If we’re not feeling a growing loss of anonymity, we probably should be. That 97.25 percent is going to soon be well above 99%, and if the authenticity of a photo’s creation and authorship can be established… there are going to be both good and evil possibilities that need to be considered.
Now, where is my GPS tracking, fingerprint-authenticating, device? I have to go take a few ‘selfies’ at a hockey tournament with my son this weekend.
Actually it’s also “as bad as your brain”.
Humans are fooled regularly by the “birthday paradox”, which causes false positives at an exploding number as the people compared goes up
For example, if the number of people N is 25, the false identification rate is something like 25+24+23+22 … +3+2+1+(1-0.97) = 8.9
Good for looking for grandma in a photo-album, but not for finding doubtful characters in an airport with N in the thousands. That kind of rate gets grandma arrested as a terrorist (;-))
This is, of course, a problem in that Apple and Facebook cause you to think you’ve just found an elderly terrorist, even if the cops know better.
Closer to being on-topic, one consideration that strikes me as apropos is the principle that a business only has the right to retain someone’s personal information for the duration of the business transaction that it is needed for.

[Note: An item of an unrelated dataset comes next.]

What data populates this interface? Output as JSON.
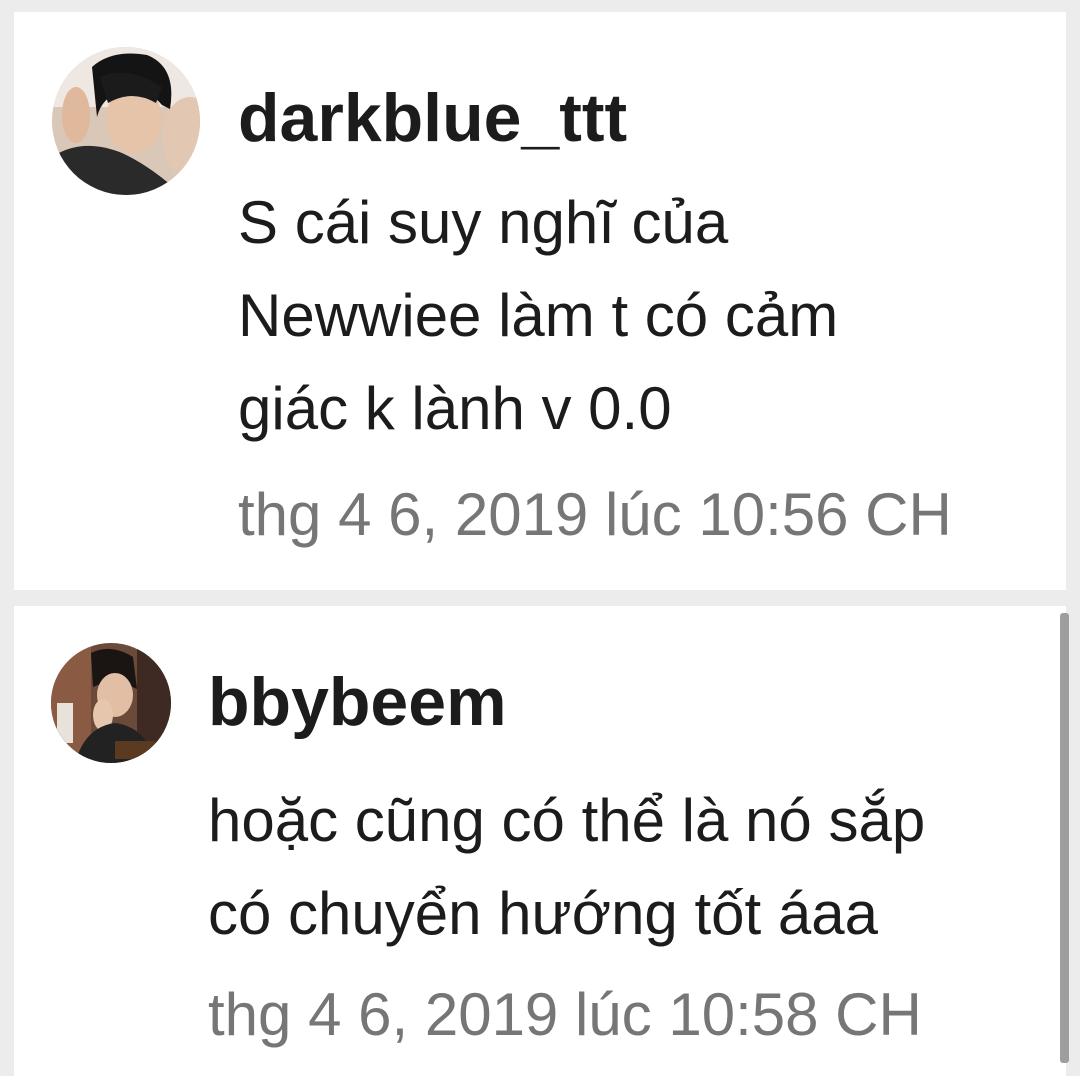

The library (and library software) community rather famously only keeps who-borrowed-what records until the books is returned or paid for. They’ve been privacy-sensitive since the first lending library was descended on by a person wanting to know what their spouse had been reading.
I wonder how long Apple and Mickey are allowed to keep Mr. Matthews’ fingerprints. How long they would be able to if they were here, or in Germany?